More details can be seen in ms-swift.

Eval

  1. We use the Fox and OneChart benchmarks, and other benchmarks can be found in the weights download link.
  2. The eval codes can be found in GOT/eval.
  3. You can use the evaluate_GOT.py to run the eval.

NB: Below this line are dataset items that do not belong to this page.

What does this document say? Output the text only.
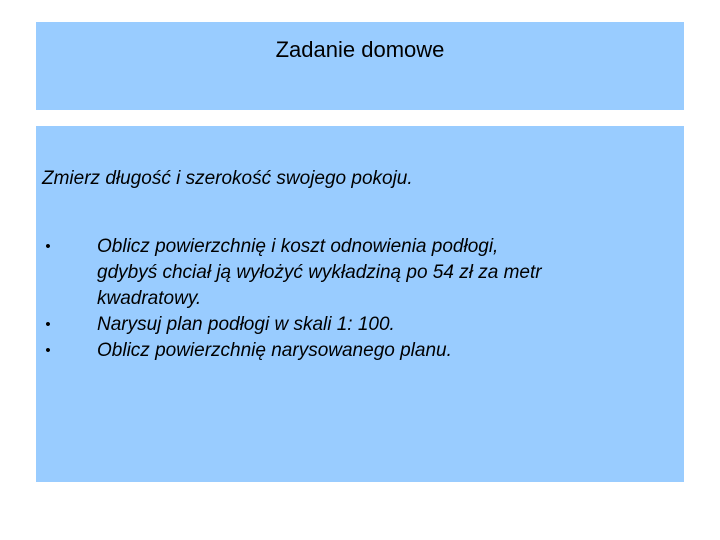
Zadanie domowe
Zmierz długość i szerokość swojego pokoju.
• Oblicz powierzchnię i koszt odnowienia podłogi,
gdybyś chciał ją wyłożyć wykładziną po 54 zł za metr
kwadratowy.
• Narysuj plan podłogi w skali 1: 100.
• Oblicz powierzchnię narysowanego planu.
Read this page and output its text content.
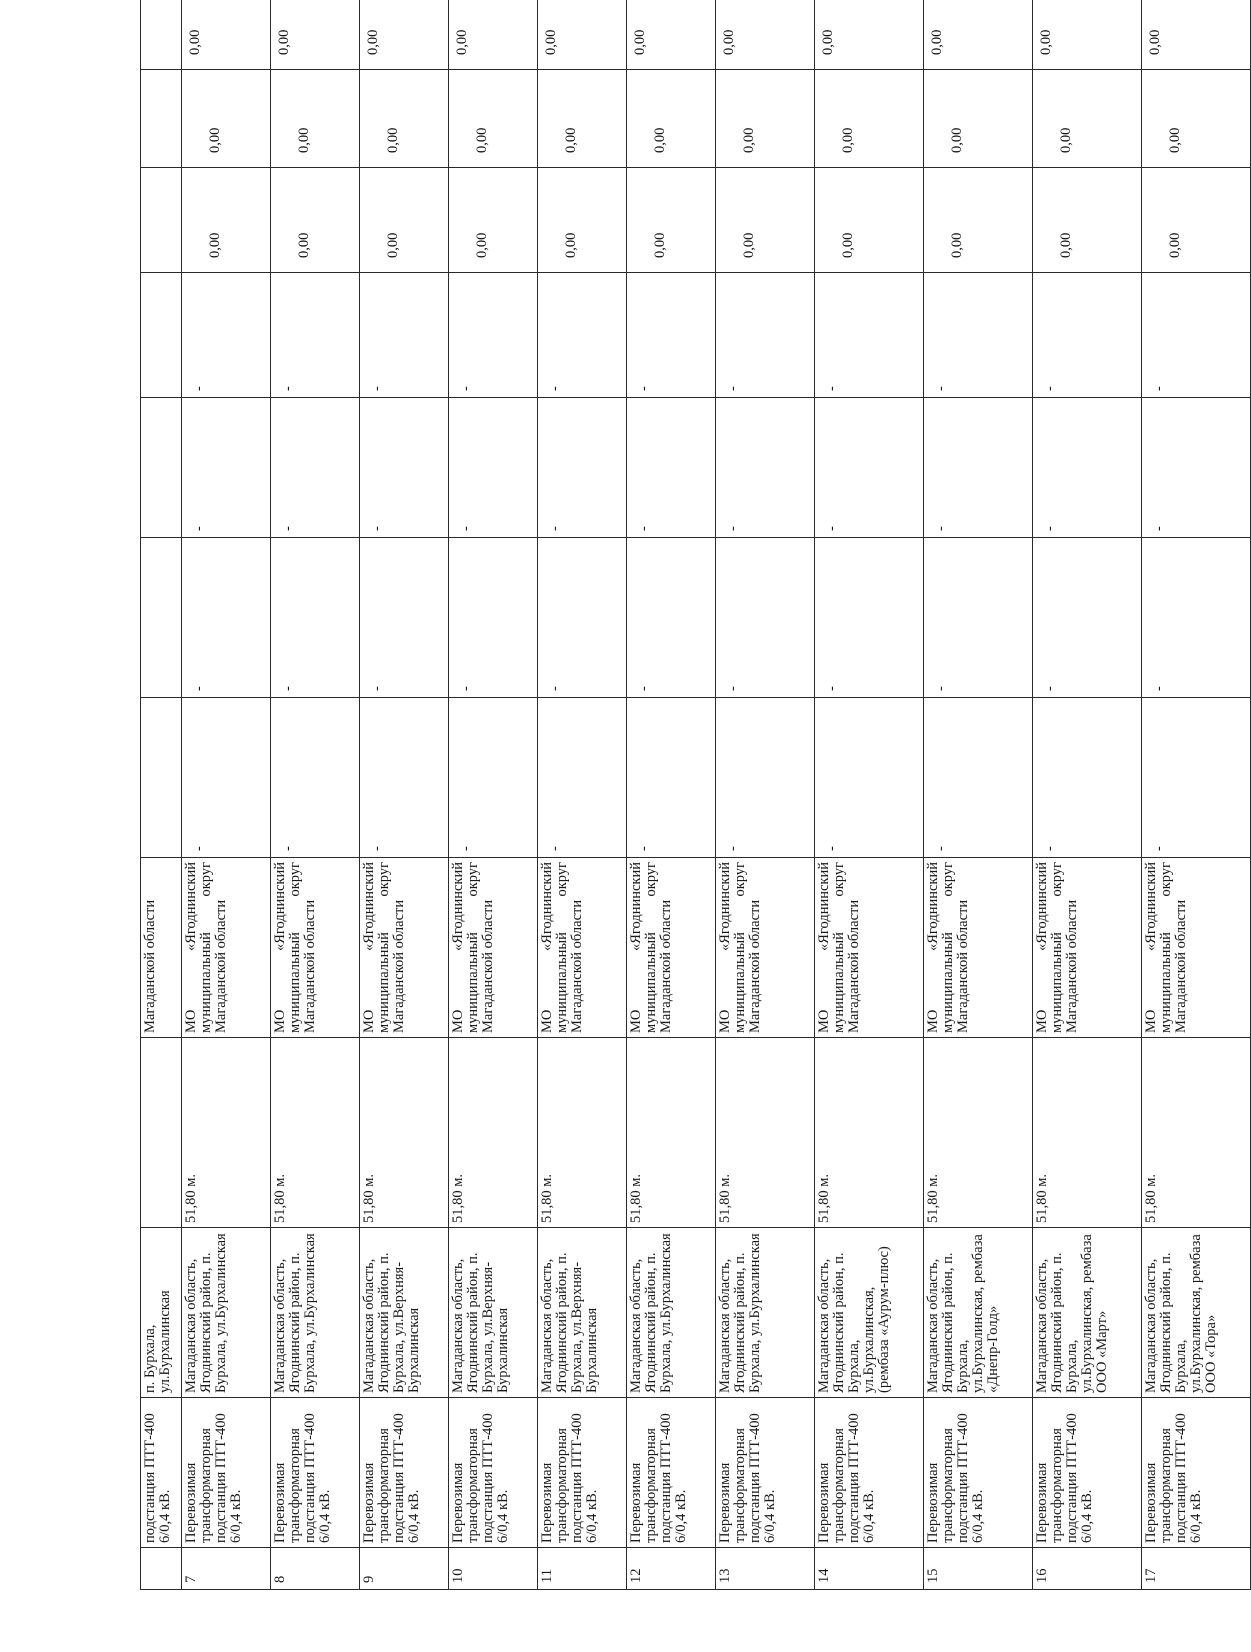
	подстанция ПТТ-400 6/0,4 кВ.	п. Бурхала, ул.Бурхалинская		Магаданской области							
7	Перевозимая трансформаторная подстанция ПТТ-400 6/0,4 кВ.	Магаданская область, Ягоднинский район, п. Бурхала, ул.Бурхалинская	51,80 м.	МО «Ягоднинский муниципальный округ Магаданской области	-	-	-	-	0,00	0,00	0,00
8	Перевозимая трансформаторная подстанция ПТТ-400 6/0,4 кВ.	Магаданская область, Ягоднинский район, п. Бурхала, ул.Бурхалинская	51,80 м.	МО «Ягоднинский муниципальный округ Магаданской области	-	-	-	-	0,00	0,00	0,00
9	Перевозимая трансформаторная подстанция ПТТ-400 6/0,4 кВ.	Магаданская область, Ягоднинский район, п. Бурхала, ул.Верхняя-Бурхалинская	51,80 м.	МО «Ягоднинский муниципальный округ Магаданской области	-	-	-	-	0,00	0,00	0,00
10	Перевозимая трансформаторная подстанция ПТТ-400 6/0,4 кВ.	Магаданская область, Ягоднинский район, п. Бурхала, ул.Верхняя-Бурхалинская	51,80 м.	МО «Ягоднинский муниципальный округ Магаданской области	-	-	-	-	0,00	0,00	0,00
11	Перевозимая трансформаторная подстанция ПТТ-400 6/0,4 кВ.	Магаданская область, Ягоднинский район, п. Бурхала, ул.Верхняя-Бурхалинская	51,80 м.	МО «Ягоднинский муниципальный округ Магаданской области	-	-	-	-	0,00	0,00	0,00
12	Перевозимая трансформаторная подстанция ПТТ-400 6/0,4 кВ.	Магаданская область, Ягоднинский район, п. Бурхала, ул.Бурхалинская	51,80 м.	МО «Ягоднинский муниципальный округ Магаданской области	-	-	-	-	0,00	0,00	0,00
13	Перевозимая трансформаторная подстанция ПТТ-400 6/0,4 кВ.	Магаданская область, Ягоднинский район, п. Бурхала, ул.Бурхалинская	51,80 м.	МО «Ягоднинский муниципальный округ Магаданской области	-	-	-	-	0,00	0,00	0,00
14	Перевозимая трансформаторная подстанция ПТТ-400 6/0,4 кВ.	Магаданская область, Ягоднинский район, п. Бурхала, ул.Бурхалинская, (рембаза «Аурум-плюс)	51,80 м.	МО «Ягоднинский муниципальный округ Магаданской области	-	-	-	-	0,00	0,00	0,00
15	Перевозимая трансформаторная подстанция ПТТ-400 6/0,4 кВ.	Магаданская область, Ягоднинский район, п. Бурхала, ул.Бурхалинская, рембаза «Днепр-Голд»	51,80 м.	МО «Ягоднинский муниципальный округ Магаданской области	-	-	-	-	0,00	0,00	0,00
16	Перевозимая трансформаторная подстанция ПТТ-400 6/0,4 кВ.	Магаданская область, Ягоднинский район, п. Бурхала, ул.Бурхалинская, рембаза ООО «Март»	51,80 м.	МО «Ягоднинский муниципальный округ Магаданской области	-	-	-	-	0,00	0,00	0,00
17	Перевозимая трансформаторная подстанция ПТТ-400 6/0,4 кВ.	Магаданская область, Ягоднинский район, п. Бурхала, ул.Бурхалинская, рембаза ООО «Тора»	51,80 м.	МО «Ягоднинский муниципальный округ Магаданской области	-	-	-	-	0,00	0,00	0,00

If you have 8 GPUs, the --num-chunks can be set to 8.
python3 GOT/eval/evaluate_GOT.py --model-name /GOT_weights/ --gtfile_path xxxx.json --image_path  /image/path/ --out_path /data/eval_results/GOT_mathpix_test/ --num-chunks 8 --datatype OCR

Contact

If you are interested in this work or have questions about the code or the paper, please join our communication Wechat group.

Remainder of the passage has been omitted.